Öte taraftan, Çin’in, 70 yıl önce ABD’nin girişimiyle Japonya’nın alt edilmesinden kendine ‘zafer’ payı çıkarması da oldukça ilginç bir durum arz ediyor. Savaşın hemen daha başlarında, Japonların dönemin Çin hava kuvvetlerini etkisiz hale getirmesi, SSCB’nin bir süre sonra ortalıktan çekilmesi, Mançurya’da işin ABD hava kuvvetlerince halledilmesini zorunlu kılmıştı. Ülkenin doğusundaki Jiangsu Eyaleti’ndeki Pasifik Savaşı anısına inşa edilen anıt mezarda, hayatını kaybeden havacı askerlerden 2601’inin Amerikalı ve 1456’sının Çinli olduğu dikkate alındığında, savaşın hangi ittifaklarla yürütüldüğünü ortaya koyar. Japonya’nın Pekin, Şangay ve Nanjing gibi önemli şehirlerini deniz ve kara ulaşımını tümüyle kesmesi, Çin’in kurtuluşunu ABD’nin hava indirme güçlerine endekslemişti.

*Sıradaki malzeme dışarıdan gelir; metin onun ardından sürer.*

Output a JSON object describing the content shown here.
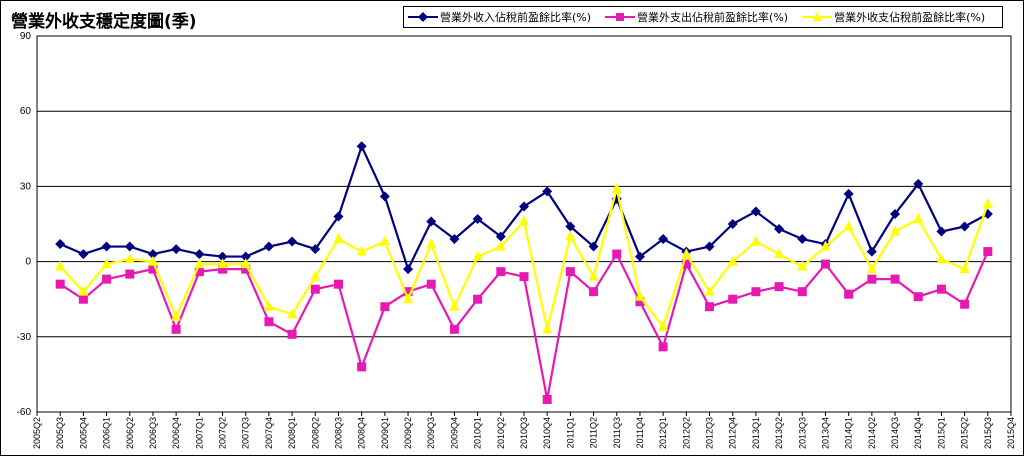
{
  "chart_data": {
    "type": "line",
    "title": "營業外收支穩定度圖(季)",
    "categories": [
      "2005Q3",
      "2005Q4",
      "2006Q1",
      "2006Q2",
      "2006Q3",
      "2006Q4",
      "2007Q1",
      "2007Q2",
      "2007Q3",
      "2007Q4",
      "2008Q1",
      "2008Q2",
      "2008Q3",
      "2008Q4",
      "2009Q1",
      "2009Q2",
      "2009Q3",
      "2009Q4",
      "2010Q1",
      "2010Q2",
      "2010Q3",
      "2010Q4",
      "2011Q1",
      "2011Q2",
      "2011Q3",
      "2011Q4",
      "2012Q1",
      "2012Q2",
      "2012Q3",
      "2012Q4",
      "2013Q1",
      "2013Q2",
      "2013Q3",
      "2013Q4",
      "2014Q1",
      "2014Q2",
      "2014Q3",
      "2014Q4",
      "2015Q1",
      "2015Q2",
      "2015Q3"
    ],
    "x_tick_labels": [
      "2005Q2",
      "2005Q3",
      "2005Q4",
      "2006Q1",
      "2006Q2",
      "2006Q3",
      "2006Q4",
      "2007Q1",
      "2007Q2",
      "2007Q3",
      "2007Q4",
      "2008Q1",
      "2008Q2",
      "2008Q3",
      "2008Q4",
      "2009Q1",
      "2009Q2",
      "2009Q3",
      "2009Q4",
      "2010Q1",
      "2010Q2",
      "2010Q3",
      "2010Q4",
      "2011Q1",
      "2011Q2",
      "2011Q3",
      "2011Q4",
      "2012Q1",
      "2012Q2",
      "2012Q3",
      "2012Q4",
      "2013Q1",
      "2013Q2",
      "2013Q3",
      "2013Q4",
      "2014Q1",
      "2014Q2",
      "2014Q3",
      "2014Q4",
      "2015Q1",
      "2015Q2",
      "2015Q3",
      "2015Q4"
    ],
    "y_ticks": [
      90,
      60,
      30,
      0,
      -30,
      -60
    ],
    "ylim": [
      -60,
      90
    ],
    "grid": "horizontal",
    "legend_position": "top-right",
    "series": [
      {
        "name": "營業外收入佔稅前盈餘比率(%)",
        "color": "#000080",
        "marker": "diamond",
        "values": [
          7,
          3,
          6,
          6,
          3,
          5,
          3,
          2,
          2,
          6,
          8,
          5,
          18,
          46,
          26,
          -3,
          16,
          9,
          17,
          10,
          22,
          28,
          14,
          6,
          25,
          2,
          9,
          4,
          6,
          15,
          20,
          13,
          9,
          7,
          27,
          4,
          19,
          31,
          12,
          14,
          19
        ]
      },
      {
        "name": "營業外支出佔稅前盈餘比率(%)",
        "color": "#e619b3",
        "marker": "square",
        "values": [
          -9,
          -15,
          -7,
          -5,
          -3,
          -27,
          -4,
          -3,
          -3,
          -24,
          -29,
          -11,
          -9,
          -42,
          -18,
          -12,
          -9,
          -27,
          -15,
          -4,
          -6,
          -55,
          -4,
          -12,
          3,
          -16,
          -34,
          -1,
          -18,
          -15,
          -12,
          -10,
          -12,
          -1,
          -13,
          -7,
          -7,
          -14,
          -11,
          -17,
          4
        ]
      },
      {
        "name": "營業外收支佔稅前盈餘比率(%)",
        "color": "#ffff00",
        "marker": "triangle",
        "values": [
          -2,
          -12,
          -1,
          1,
          0,
          -22,
          -1,
          -1,
          -1,
          -18,
          -21,
          -6,
          9,
          4,
          8,
          -15,
          7,
          -18,
          2,
          6,
          16,
          -27,
          10,
          -6,
          29,
          -14,
          -26,
          3,
          -12,
          0,
          8,
          3,
          -2,
          6,
          14,
          -3,
          12,
          17,
          1,
          -3,
          23
        ]
      }
    ]
  }
}
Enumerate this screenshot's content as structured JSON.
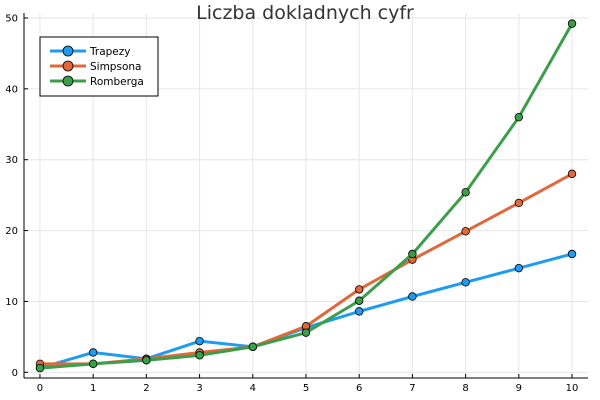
{
  "chart_data": {
    "type": "line",
    "title": "Liczba dokladnych cyfr",
    "xlabel": "",
    "ylabel": "",
    "x": [
      0,
      1,
      2,
      3,
      4,
      5,
      6,
      7,
      8,
      9,
      10
    ],
    "xlim": [
      -0.3,
      10.3
    ],
    "ylim": [
      -0.8,
      50.7
    ],
    "xticks": [
      0,
      1,
      2,
      3,
      4,
      5,
      6,
      7,
      8,
      9,
      10
    ],
    "yticks": [
      0,
      10,
      20,
      30,
      40,
      50
    ],
    "grid": true,
    "legend_position": "top-left",
    "series": [
      {
        "name": "Trapezy",
        "color": "#1f9bef",
        "values": [
          0.6,
          2.8,
          1.9,
          4.4,
          3.6,
          6.3,
          8.6,
          10.7,
          12.7,
          14.7,
          16.7
        ]
      },
      {
        "name": "Simpsona",
        "color": "#e0683a",
        "values": [
          1.2,
          1.2,
          1.9,
          2.8,
          3.6,
          6.5,
          11.7,
          15.9,
          19.9,
          23.9,
          28.0
        ]
      },
      {
        "name": "Romberga",
        "color": "#3a9e4a",
        "values": [
          0.6,
          1.2,
          1.7,
          2.4,
          3.6,
          5.6,
          10.1,
          16.7,
          25.4,
          36.0,
          49.2
        ]
      }
    ]
  }
}
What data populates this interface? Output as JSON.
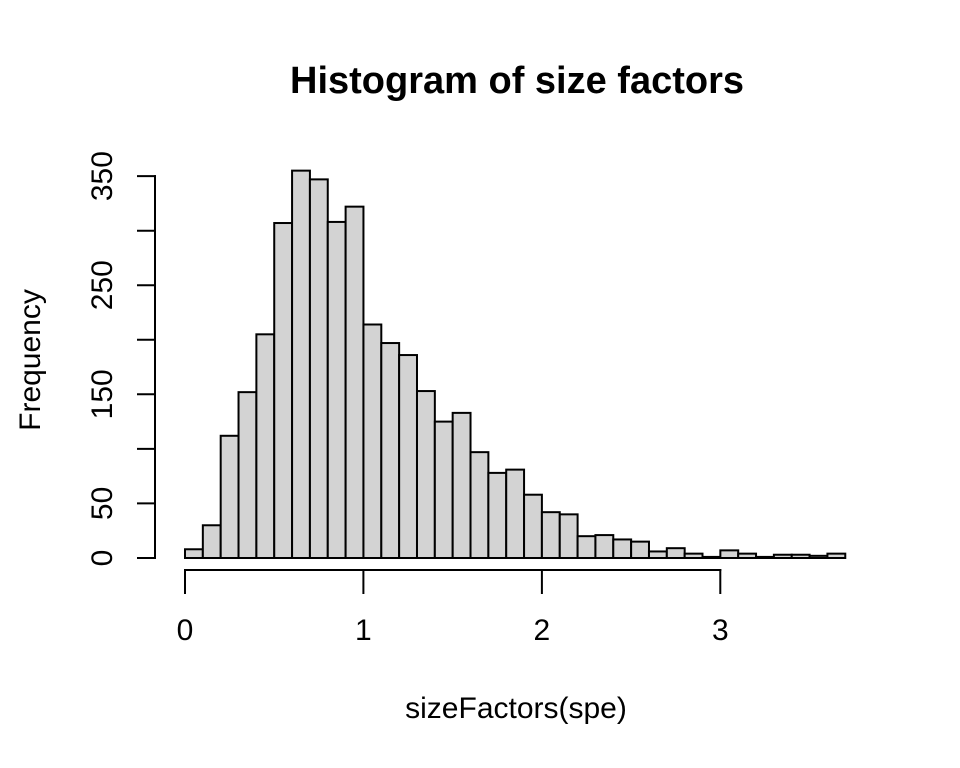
{
  "chart_data": {
    "type": "bar",
    "subtype": "histogram",
    "title": "Histogram of size factors",
    "xlabel": "sizeFactors(spe)",
    "ylabel": "Frequency",
    "bin_start": 0.0,
    "bin_width": 0.1,
    "frequencies": [
      8,
      30,
      112,
      152,
      205,
      307,
      355,
      347,
      308,
      322,
      214,
      197,
      186,
      153,
      125,
      133,
      97,
      78,
      81,
      58,
      42,
      40,
      20,
      21,
      17,
      15,
      6,
      9,
      4,
      1,
      7,
      4,
      1,
      3,
      3,
      2,
      4
    ],
    "x_ticks": [
      {
        "value": 0,
        "label": "0"
      },
      {
        "value": 1,
        "label": "1"
      },
      {
        "value": 2,
        "label": "2"
      },
      {
        "value": 3,
        "label": "3"
      }
    ],
    "y_ticks": [
      {
        "value": 0,
        "label": "0"
      },
      {
        "value": 50,
        "label": "50"
      },
      {
        "value": 100,
        "label": ""
      },
      {
        "value": 150,
        "label": "150"
      },
      {
        "value": 200,
        "label": ""
      },
      {
        "value": 250,
        "label": "250"
      },
      {
        "value": 300,
        "label": ""
      },
      {
        "value": 350,
        "label": "350"
      }
    ],
    "xlim": [
      0,
      3.7
    ],
    "ylim": [
      0,
      350
    ],
    "x_axis_range": [
      0,
      3
    ],
    "grid": false,
    "legend_position": "none",
    "bar_fill": "#d3d3d3",
    "bar_stroke": "#000000",
    "axis_color": "#000000",
    "background": "#ffffff"
  }
}
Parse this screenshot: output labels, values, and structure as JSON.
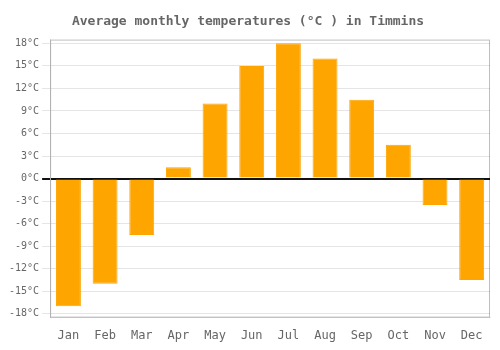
{
  "chart_data": {
    "type": "bar",
    "title": "Average monthly temperatures (°C ) in Timmins",
    "categories": [
      "Jan",
      "Feb",
      "Mar",
      "Apr",
      "May",
      "Jun",
      "Jul",
      "Aug",
      "Sep",
      "Oct",
      "Nov",
      "Dec"
    ],
    "values": [
      -17,
      -14,
      -7.5,
      1.5,
      10,
      15,
      18,
      16,
      10.5,
      4.5,
      -3.5,
      -13.5
    ],
    "color": "#FFA500",
    "ylim": [
      -18.5,
      18.5
    ],
    "yticks": [
      {
        "value": -18,
        "label": "-18°C"
      },
      {
        "value": -15,
        "label": "-15°C"
      },
      {
        "value": -12,
        "label": "-12°C"
      },
      {
        "value": -9,
        "label": "-9°C"
      },
      {
        "value": -6,
        "label": "-6°C"
      },
      {
        "value": -3,
        "label": "-3°C"
      },
      {
        "value": 0,
        "label": "0°C"
      },
      {
        "value": 3,
        "label": "3°C"
      },
      {
        "value": 6,
        "label": "6°C"
      },
      {
        "value": 9,
        "label": "9°C"
      },
      {
        "value": 12,
        "label": "12°C"
      },
      {
        "value": 15,
        "label": "15°C"
      },
      {
        "value": 18,
        "label": "18°C"
      }
    ],
    "grid": true
  }
}
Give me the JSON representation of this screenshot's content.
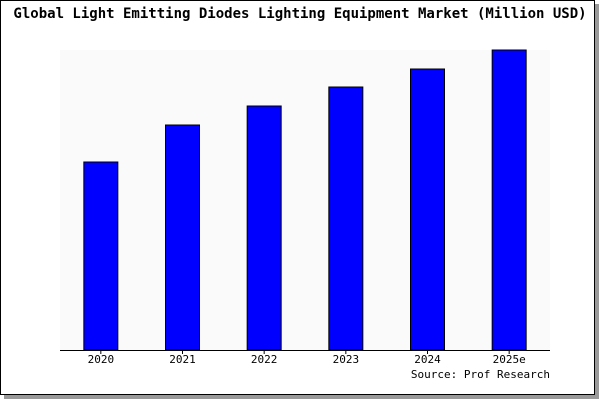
{
  "chart_data": {
    "type": "bar",
    "title": "Global Light Emitting Diodes Lighting Equipment Market (Million USD)",
    "categories": [
      "2020",
      "2021",
      "2022",
      "2023",
      "2024",
      "2025e"
    ],
    "values": [
      188,
      225,
      244,
      263,
      281,
      300
    ],
    "color": "#0000ff",
    "ylim": [
      0,
      300
    ],
    "source": "Source: Prof Research"
  }
}
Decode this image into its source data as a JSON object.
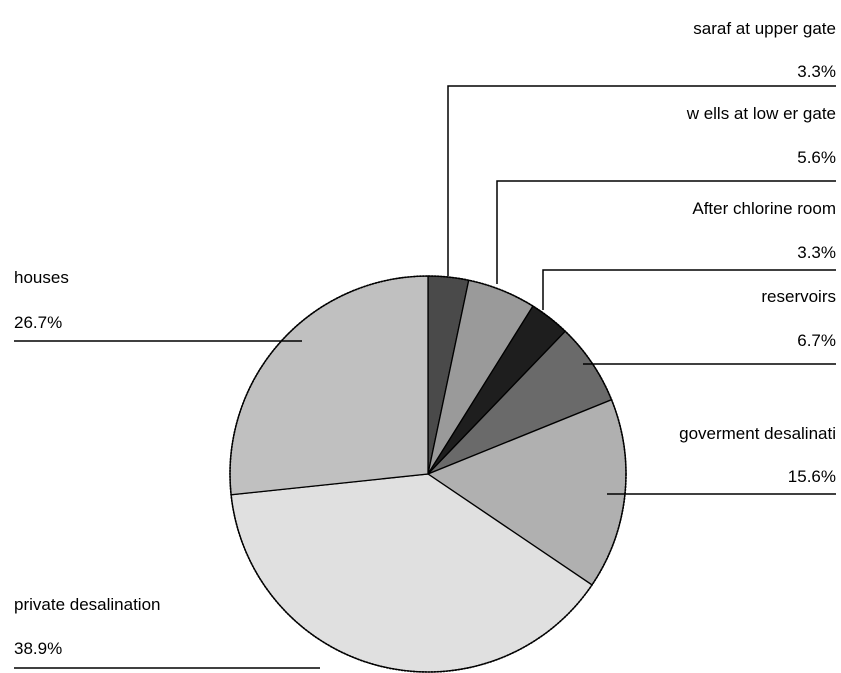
{
  "chart_data": {
    "type": "pie",
    "title": "",
    "slices": [
      {
        "label": "saraf at upper gate",
        "percent_label": "3.3%",
        "value": 3.3,
        "color": "#4a4a4a"
      },
      {
        "label": "w ells at low er gate",
        "percent_label": "5.6%",
        "value": 5.6,
        "color": "#9a9a9a"
      },
      {
        "label": "After chlorine room",
        "percent_label": "3.3%",
        "value": 3.3,
        "color": "#1e1e1e"
      },
      {
        "label": "reservoirs",
        "percent_label": "6.7%",
        "value": 6.7,
        "color": "#6a6a6a"
      },
      {
        "label": "goverment desalinati",
        "percent_label": "15.6%",
        "value": 15.6,
        "color": "#b0b0b0"
      },
      {
        "label": "private desalination",
        "percent_label": "38.9%",
        "value": 38.9,
        "color": "#e0e0e0"
      },
      {
        "label": "houses",
        "percent_label": "26.7%",
        "value": 26.7,
        "color": "#c0c0c0"
      }
    ],
    "start_angle": "12 o'clock",
    "direction": "clockwise",
    "legend": "none"
  }
}
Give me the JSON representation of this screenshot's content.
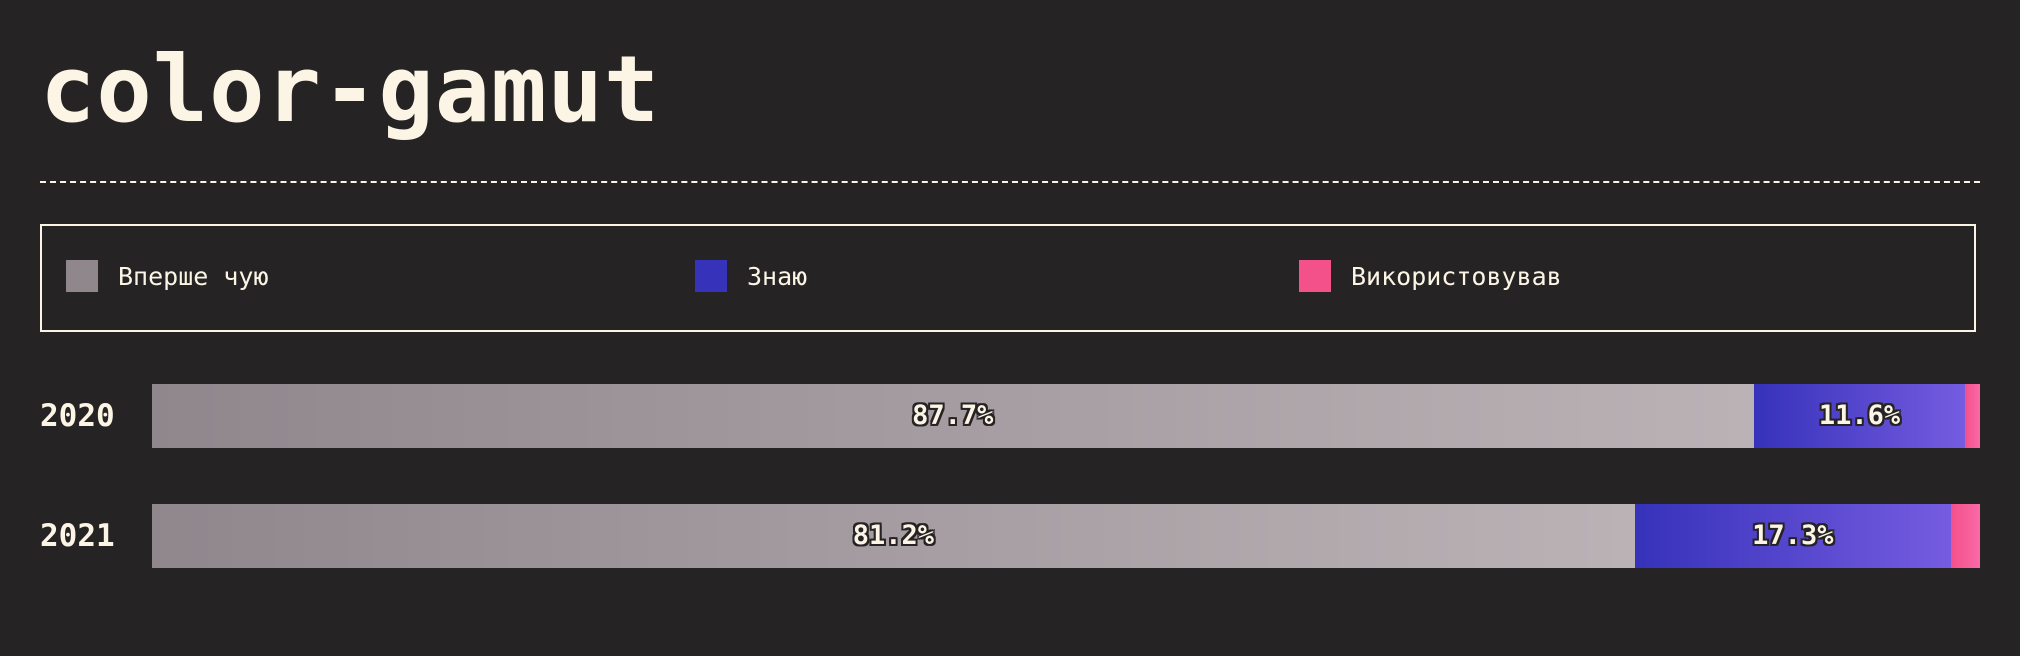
{
  "title": "color-gamut",
  "chart_data": {
    "type": "bar",
    "orientation": "horizontal",
    "stacked": true,
    "normalized": true,
    "categories": [
      "2020",
      "2021"
    ],
    "series": [
      {
        "name": "Вперше чую",
        "color": "#8f878c",
        "color_end": "#bab2b5",
        "values": [
          87.7,
          81.2
        ],
        "labels": [
          "87.7%",
          "81.2%"
        ]
      },
      {
        "name": "Знаю",
        "color": "#3632ba",
        "color_end": "#755ce0",
        "values": [
          11.6,
          17.3
        ],
        "labels": [
          "11.6%",
          "17.3%"
        ]
      },
      {
        "name": "Використовував",
        "color": "#f4508a",
        "color_end": "#f96aa6",
        "values": [
          0.8,
          1.6
        ],
        "labels": [
          "",
          ""
        ]
      }
    ],
    "xlim": [
      0,
      100
    ]
  }
}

Aynı şekilde, Vladimir Putin’in geçen günkü törenlerde Xi Jinping’le beraberliği, Japonya’nın Rusya’ya karşı 1905’de kazandığı zafer karşısında, “düşmanımın düşmanı dostumdur” ilkesine tekabül edecek bir duruş olarak mı okumak gerekir acaba? Öyle ya, bu savaşın -ya da Japonya açısından kazanılan zaferin-, Stalin’in komünist Rusya’sına haddini bilmesi gerektiğini öğreterek, 1940’lı yıllarda Japonya’yla ‘saldırmazlık anlaşması’ imzalamak zorunda bırakmıştı. Aynı Stalin, ABD ile işbirliği çerçevesinde, atom bombalarının indirilmesinden sadece iki gün sonra (8 Ağustos 1945) ordularını Mançurya’ya indirme ‘cesareti’ göstermesinden neşet eden bir yakınlaşmanın, Putin’in Tiannenman meydanı’ndaki törenlere iştirakini açıklayan nedenlerden biri olsa gerek.
Aynı Çin yönetiminin, İngiltere ile yıllarca süren ‘Opium Savaşları’ yıldönümünde benzer bir güç gösterisi sergile/ye/memesi de, bir diğer Asyalı millet Japonya’ya karşı beslenen ‘zayıflık’ psikolojinin ürünü. Öte yandan, savaş ruhunun öne çıktığı ‘barış kutlamalarına’, Birleşmiş Milletler Genel Sekreteri Ban Ki-Moon’un katılması da kafaları karıştırmış gözüküyor.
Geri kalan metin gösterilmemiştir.